Aeroportos são a principal entrada de pessoas contaminadas (imagem Aeroporto de Toronto, Canadá)

No Brasil, a Anvisa também recomendou os protocolos internacionais para barrar viajantes vindos do sul da África. As restrições defendem também o passaporte da vacina. Em declaração controversa, o presidente da república descartou essas medidas, mas defendeu quarentena e monitorar suspeitos de contaminação.

A vacinação de crianças a partir de 5 anos de idade foi autorizada pela EMA, conforme declaração de Jeremy Rossman, professor da Universidade de Kent, no Reino Unido (AFP).

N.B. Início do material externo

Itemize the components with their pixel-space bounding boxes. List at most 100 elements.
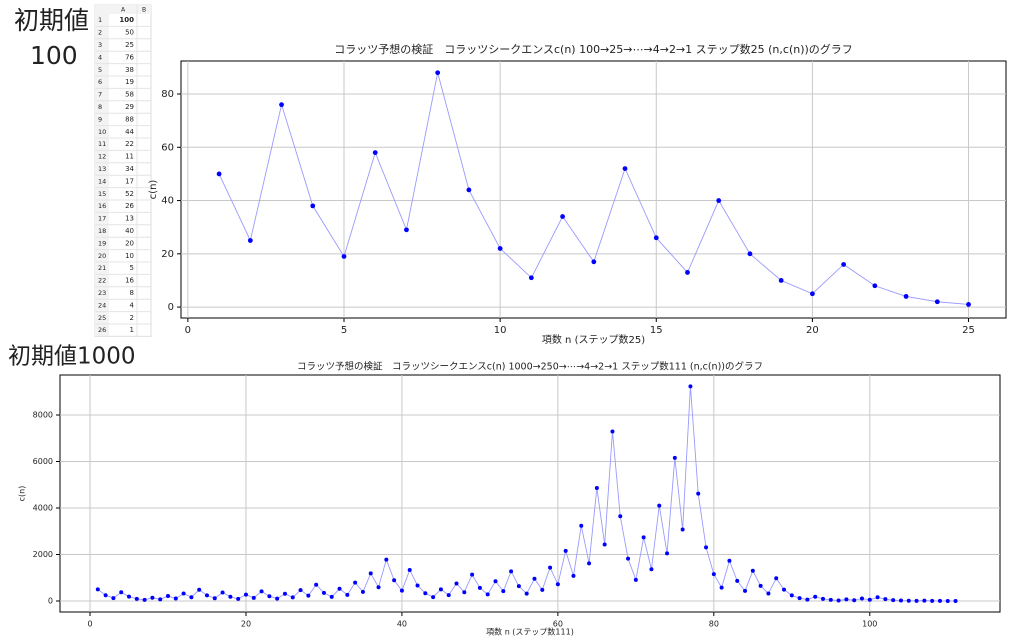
row-number: 4 — [98, 53, 102, 61]
data-point — [384, 557, 389, 562]
data-point — [836, 598, 841, 603]
data-point — [579, 523, 584, 528]
data-point — [360, 589, 365, 594]
x-tick-label: 60 — [553, 620, 563, 629]
cell-value: 26 — [125, 202, 134, 210]
y-tick-label: 60 — [161, 142, 174, 153]
data-point — [789, 593, 794, 598]
data-point — [353, 580, 358, 585]
data-point — [501, 589, 506, 594]
data-point — [415, 583, 420, 588]
data-point — [134, 596, 139, 601]
row-number: 14 — [98, 177, 106, 185]
data-point — [555, 582, 560, 587]
data-point — [571, 573, 576, 578]
data-point — [610, 429, 615, 434]
cell-value: 29 — [125, 103, 134, 111]
column-header: A — [121, 7, 126, 14]
x-tick-label: 10 — [494, 325, 507, 336]
data-point — [758, 583, 763, 588]
data-point — [657, 503, 662, 508]
data-point — [111, 596, 116, 601]
row-number: 25 — [98, 314, 106, 322]
row-number: 6 — [98, 78, 102, 86]
row-number: 21 — [98, 264, 106, 272]
cell-value: 76 — [125, 53, 134, 61]
cell-value: 50 — [125, 29, 134, 37]
data-point — [685, 270, 690, 275]
cell-value: 16 — [125, 277, 134, 285]
row-number: 16 — [98, 202, 106, 210]
data-point — [392, 578, 397, 583]
data-point — [591, 259, 597, 265]
data-point — [337, 586, 342, 591]
cell-value: 13 — [125, 215, 134, 223]
y-tick-label: 6000 — [33, 457, 53, 466]
data-point — [859, 596, 864, 601]
data-point — [875, 595, 880, 600]
data-point — [747, 251, 753, 257]
data-point — [719, 585, 724, 590]
data-point — [399, 588, 404, 593]
data-point — [903, 294, 909, 299]
y-tick-label: 4000 — [33, 503, 53, 512]
y-tick-label: 20 — [161, 249, 174, 260]
data-point — [470, 572, 475, 577]
cell-value: 100 — [119, 16, 134, 24]
data-point — [446, 593, 451, 598]
data-point — [298, 588, 303, 593]
data-point — [95, 587, 100, 592]
row-number: 12 — [98, 153, 106, 161]
row-number: 3 — [98, 41, 102, 49]
y-tick-label: 0 — [168, 302, 174, 313]
row-number: 17 — [98, 215, 106, 223]
chart-title: コラッツ予想の検証 コラッツシークエンスc(n) 100→25→⋯→4→2→1 … — [334, 42, 853, 56]
data-point — [173, 596, 178, 601]
data-point — [404, 227, 409, 233]
x-tick-label: 0 — [87, 620, 92, 629]
data-point — [282, 591, 287, 596]
data-point — [937, 598, 942, 603]
row-number: 26 — [98, 326, 106, 334]
cell-value: 38 — [125, 66, 134, 74]
data-point — [852, 598, 857, 603]
data-point — [306, 593, 311, 598]
data-point — [466, 187, 472, 193]
data-point — [228, 594, 233, 599]
data-point — [750, 568, 755, 573]
data-point — [820, 596, 825, 601]
cell-value: 58 — [125, 91, 134, 99]
y-tick-label: 40 — [161, 196, 174, 207]
data-point — [774, 576, 779, 581]
cell-value: 17 — [125, 177, 134, 185]
row-number: 2 — [98, 29, 102, 37]
y-axis-label: c(n) — [148, 180, 159, 200]
data-point — [930, 598, 935, 603]
row-number: 20 — [98, 252, 106, 260]
cell-value: 8 — [130, 289, 134, 297]
data-point — [158, 597, 163, 602]
cell-value: 44 — [125, 128, 134, 136]
row-number: 5 — [98, 66, 102, 74]
data-point — [509, 569, 514, 574]
cell-value: 52 — [125, 190, 134, 198]
row-number: 22 — [98, 277, 106, 285]
plot-area — [59, 374, 1001, 613]
data-point — [243, 592, 248, 597]
cell-value: 2 — [130, 314, 134, 322]
x-axis-label: 項数 n (ステップ数111) — [486, 627, 574, 637]
x-tick-label: 100 — [862, 620, 877, 629]
data-point — [497, 246, 503, 251]
cell-value: 40 — [125, 227, 134, 235]
data-point — [212, 596, 217, 601]
data-point — [898, 598, 903, 603]
data-point — [934, 299, 940, 305]
initial-value: 100 — [30, 41, 78, 70]
data-point — [828, 597, 833, 602]
data-point — [423, 591, 428, 596]
data-point — [563, 548, 568, 553]
data-point — [680, 527, 685, 532]
data-point — [540, 587, 545, 592]
header-bg — [95, 5, 151, 14]
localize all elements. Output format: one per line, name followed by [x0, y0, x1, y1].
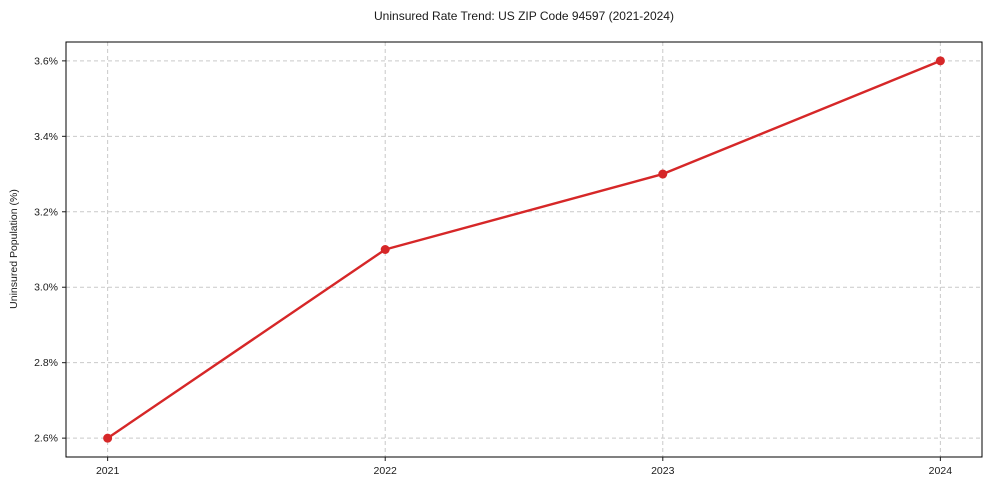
- x-tick-label: 2021: [96, 465, 120, 477]
- y-tick-label: 2.8%: [34, 357, 58, 369]
- y-tick-label: 2.6%: [34, 433, 58, 445]
- y-tick-label: 3.0%: [34, 282, 58, 294]
- plot-border: [65, 41, 983, 458]
- trend-line: [106, 59, 942, 440]
- y-tick-label: 3.4%: [34, 131, 58, 143]
- y-tick-label: 3.6%: [34, 55, 58, 67]
- chart-title: Uninsured Rate Trend: US ZIP Code 94597 …: [374, 9, 674, 23]
- data-point: [103, 433, 113, 443]
- x-tick-label: 2022: [374, 465, 398, 477]
- x-tick-label: 2024: [929, 465, 953, 477]
- x-tick-label: 2023: [651, 465, 675, 477]
- data-point: [380, 245, 390, 254]
- data-point: [935, 56, 945, 66]
- y-tick-label: 3.2%: [34, 206, 58, 218]
- data-point: [658, 169, 668, 179]
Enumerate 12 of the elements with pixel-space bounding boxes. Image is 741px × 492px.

“Em países com baixa taxa de transmissão, a retomada das atividades para circulação deve ser lenta enquanto os números de casos e mortes estiverem baixando”, afirma Maria van Kerkhove, médica especialista do Programa de Emergência em Saúde da OMS. “A comunicação clara com a população sem negligenciar o acompanhamento estatístico da pandemia é importante, e é preciso corrigir a tempo os ajustes necessários em alerta de agravamento”, explicou em entrevista para United Nations, Organização das Nações Unidas para cooperação internacional. Da mesma forma que o uso do cinto de segurança se tornou um hábito que salva vidas, usar máscaras em recintos fechados ou espaços lotados, lavar as mãos, cobrir tosses e espirros, são medidas eficazes que o mundo aprendeu como fatores de sobrevivência, segundo representantes da Organização Mundial da Saúde.

Esta é uma das lições que o Brasil deve assimilar com a quarta onda que assombra a pandemia na Europa. Acompanhar de perto a expansão da variante Ômicron é fundamental antes de relaxar as medidas de contenção da pandemia para barrar a mais nova ameaça.